Florida Supreme Court Rejects Stipulation For Dismissal Of Pino v. Bank of New York

In Pino v. The Bank of New York (SC11-697), a divided Florida Supreme Court denied "the parties’ request to dismiss this proceeding." Justice Pariente, Justice Lewis, Justice Labarga, and Justice Perry concurred in the per curiam opinion. Chief Justice Canady wrote a dissenting opinion that was joined by Justice Quince and Justice Polston. The case came to the Florida Supreme Court after the Fourth District, sitting en banc, certified the following question as one of great public importance:
Pino v. Bank of New York Mellon, 57 So. 3d 950, 951 (Fla. 4th DCA 2011). The Fourth District's opinion was previously discussed HERE. Based upon the Fourth District's certified question, the Florida Supreme Court accepted jurisdiction. Pino v. Bank of New York, 58 So. 3d 261 (Fla. 2011). 

After the supreme court accepted jurisdiction, the parties settled the dispute and filed a stipulation for dismissal in the Florida Supreme Court. The Court declined to accept the stipulation for dismissal and stated:
The question certified to us by the Fourth District Court of Appeal in this case transcends the individual parties to this action because it has the potential to impact the mortgage foreclosure crisis throughout this state and is one on which Florida’s trial courts and litigants need guidance. The legal issue also has implications beyond mortgage foreclosure actions. Because we agree with the Fourth District that this issue is indeed one of great public importance and in need of resolution by this Court, we deny the parties’ request to dismiss this proceeding.
Analyzing Florida Rule of Appellate Procedure 9.350, the supreme court stated that the "language of this rule does not impose upon the appellate court a mandatory obligation to dismiss a case following the filing of a notice of dismissal before a decision on the merits has been rendered. Rather, this Court has long recognized its discretion to retain jurisdiction over a matter and proceed with an appeal notwithstanding a litigant’s timely filing of a notice of dismissal pursuant to rule 9.350, especially when the matter involves one of great public importance and is likely to recur."

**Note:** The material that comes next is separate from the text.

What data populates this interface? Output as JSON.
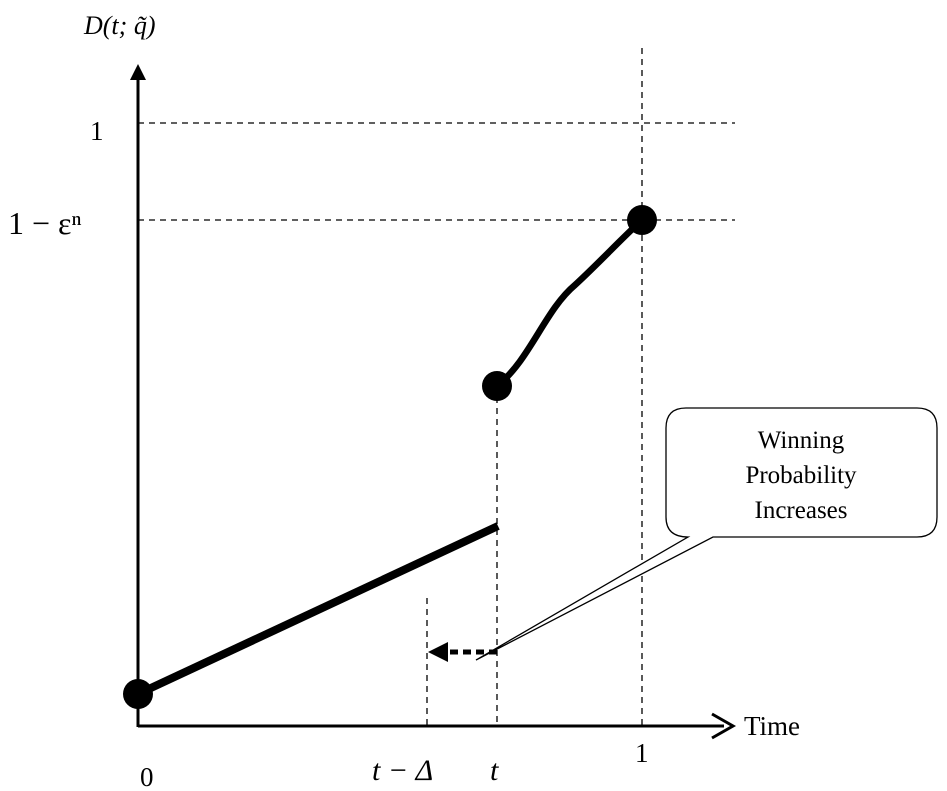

Based upon that conclusion, the majority held:
Consistent with the rationale undergirding our prior precedent, we conclude that these circumstances fully support this Court’s decision to exercise its discretion to retain jurisdiction over and decide the merits of this important case. To adopt the dissent’s interpretation of rule 9.350(a)—that the act of the parties’ stipulation for dismissal is binding on the Court—would require us to recede from our past decisions recognizing just the opposite. Instead, we adhere to our precedent and, accordingly, exercise our discretion to deny the parties leave to dismiss this review proceeding.
The dissent began: 
Florida Rule of Appellate Procedure 9.350(a) provides that “[w]hen any cause pending in the court is settled before a decision on the merits, the parties shall immediately notify the court by filing a signed stipulation for dismissal.” The rule does not appear to contemplate that such a stipulation for dismissal is subject to disapproval by the Court. The very designation “stipulation for dismissal”—as opposed to “motion for dismissal”—suggests that the act of the parties is dispositive. The committee note to the rule recognizes that dismissal of the case is the clerk’s ministerial duty: “On the filing of a stipulation of dismissal, the clerk of the court will dismiss the case as to the parties signing the stipulation.”.....
Under the Florida Constitution, this Court does not have the power to reach out and grab cases that we deem worthy of our attention. Nor should we exercise the power to grasp a case which has been brought to the Court but which the parties wish to dismiss before it has ever been considered by the Court on the merits. In doing so, we step beyond the proper role of an appellate court to adjudicate those cases that are properly presented to it by a party seeking review.